The Quakers’ apology was planned for Kake Day — a day to celebrate Kake’s survival and the community’s cultural revitalization work. It’s on Jan. 19 this year.

Along with the apology, they’re giving more than $92,000 dollars to the community to help build a healing and cultural center.

This isn’t the first apology from the Quakers. In 2022, they came to Juneau to apologize for the Douglas Island Friends Mission school. Jan Bronson is a member of the Alaska Friends Conference. In an interview before traveling to Kake, she said it’s important to do more than apologize.

“It’s not enough to say ‘we’re sorry.’ We’re committed to listening, learning, and helping heal the trauma that resulted,” she said.

Kake Tribal Council President Joel Jackson says missions and schools like the one in Kake traumatized generations of tribal members.
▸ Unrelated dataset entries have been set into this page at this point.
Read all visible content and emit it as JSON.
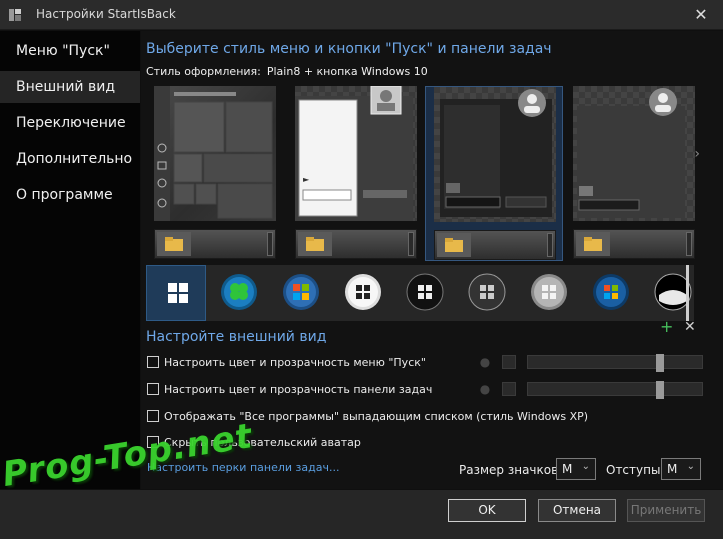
{
  "window": {
    "title": "Настройки StartIsBack",
    "close_glyph": "✕"
  },
  "sidebar": {
    "items": [
      {
        "label": "Меню \"Пуск\""
      },
      {
        "label": "Внешний вид"
      },
      {
        "label": "Переключение"
      },
      {
        "label": "Дополнительно"
      },
      {
        "label": "О программе"
      }
    ],
    "active_index": 1
  },
  "style_section": {
    "heading": "Выберите стиль меню и кнопки \"Пуск\" и панели задач",
    "style_label": "Стиль оформления:",
    "style_value": "Plain8 + кнопка Windows 10",
    "selected_preview_index": 2,
    "selected_orb_index": 0
  },
  "appearance": {
    "heading": "Настройте внешний вид",
    "options": [
      {
        "label": "Настроить цвет и прозрачность меню \"Пуск\"",
        "checked": false
      },
      {
        "label": "Настроить цвет и прозрачность панели задач",
        "checked": false
      },
      {
        "label": "Отображать \"Все программы\" выпадающим списком (стиль Windows XP)",
        "checked": false
      },
      {
        "label": "Скрыть пользовательский аватар",
        "checked": false
      }
    ],
    "sliders": [
      {
        "value": 0.75
      },
      {
        "value": 0.75
      }
    ],
    "add_glyph": "+",
    "remove_glyph": "✕",
    "link": "Настроить перки панели задач...",
    "icon_size_label": "Размер значков:",
    "icon_size_value": "M",
    "indent_label": "Отступы:",
    "indent_value": "M"
  },
  "footer": {
    "ok": "OK",
    "cancel": "Отмена",
    "apply": "Применить"
  },
  "watermark": "Prog-Top.net",
  "colors": {
    "accent": "#6fa8e8",
    "link": "#5a9ee0",
    "selection": "#1f3b59",
    "add_green": "#47c05d",
    "watermark_green": "#3ad32e"
  }
}
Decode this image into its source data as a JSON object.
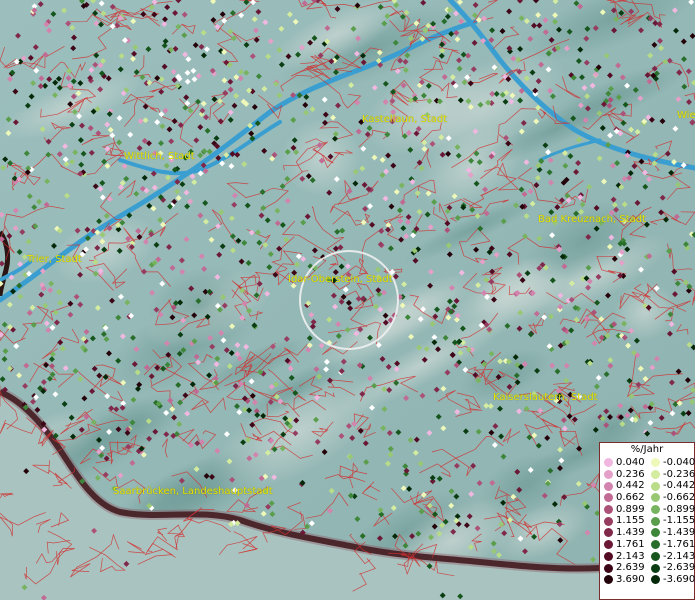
{
  "legend": {
    "title": "%/Jahr",
    "positive": [
      {
        "label": "0.040",
        "color": "#f0b8e0"
      },
      {
        "label": "0.236",
        "color": "#e4a0c8"
      },
      {
        "label": "0.442",
        "color": "#d284ae"
      },
      {
        "label": "0.662",
        "color": "#c06a94"
      },
      {
        "label": "0.899",
        "color": "#ac5278"
      },
      {
        "label": "1.155",
        "color": "#963c60"
      },
      {
        "label": "1.439",
        "color": "#80284a"
      },
      {
        "label": "1.761",
        "color": "#6a1836"
      },
      {
        "label": "2.143",
        "color": "#540c24"
      },
      {
        "label": "2.639",
        "color": "#3c0616"
      },
      {
        "label": "3.690",
        "color": "#24020a"
      }
    ],
    "negative": [
      {
        "label": "-0.040",
        "color": "#eef8b8"
      },
      {
        "label": "-0.236",
        "color": "#d4eca0"
      },
      {
        "label": "-0.442",
        "color": "#b8dc88"
      },
      {
        "label": "-0.662",
        "color": "#98c874"
      },
      {
        "label": "-0.899",
        "color": "#78b460"
      },
      {
        "label": "-1.155",
        "color": "#5a9e4c"
      },
      {
        "label": "-1.439",
        "color": "#3e863a"
      },
      {
        "label": "-1.761",
        "color": "#286e2a"
      },
      {
        "label": "-2.143",
        "color": "#16561c"
      },
      {
        "label": "-2.639",
        "color": "#0a3e12"
      },
      {
        "label": "-3.690",
        "color": "#042808"
      }
    ]
  },
  "cities": [
    {
      "name": "Kastellaun, Stadt"
    },
    {
      "name": "Wittlich, Stadt"
    },
    {
      "name": "Bad Kreuznach, Stadt"
    },
    {
      "name": "Trier, Stadt"
    },
    {
      "name": "Idar-Oberstein, Stadt"
    },
    {
      "name": "Kaiserslautern, Stadt"
    },
    {
      "name": "Saarbrücken, Landeshauptstadt"
    },
    {
      "name": "Wie"
    }
  ],
  "colors": {
    "terrain": "#8fb8b4",
    "river": "#3a9fd0",
    "boundaries": "#d03030",
    "label": "#e6e600",
    "white_dot": "#ffffff"
  }
}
“What our people were experiencing because of the boarding school era being passed on to generations, even up to now,” Jackson said. “Being forced into these schools and forced not to speak their languages and carry out their customs and traditions and their language.”

Jackson wrestled with these consequences for decades, first as police chief, and now as council president.

“We had some unfortunate high numbers of suicide in our little community,” he said.

Suicide rates plummeted after Kake leaders established a camp for youth 35 years ago that taught traditional food harvesting and art forms like carving. But Jackson said Alaska Native people are still healing from the forced assimilation that schools like the one in Kake brought.

Jackson and other tribal leaders are designing the new center to treat addiction with traditional values and food practices like hunting and fishing.

“It’s very important that we can at least try to give people an option to start healing from intergenerational trauma,” he said.

Last summer, local Lingít activist Jamiann S’eitlin Hasselquist and two elders, Jim and Susan LaBelle traveled to a Quaker conference in Oregon to talk about the harm the schools caused.

After, the Quakers asked Jackson what they could do to help healing in Kake, and he said that $75,000 for this healing center would be a good start. A Quaker group in the Pacific Northwest pledged $75,000 right off the bat. Other Quaker communities contributed nearly $20,000 more.

Jackson, the council president, says the healing center Kake is building with that money will help restore a sense of belonging and cultural identity to those who need it.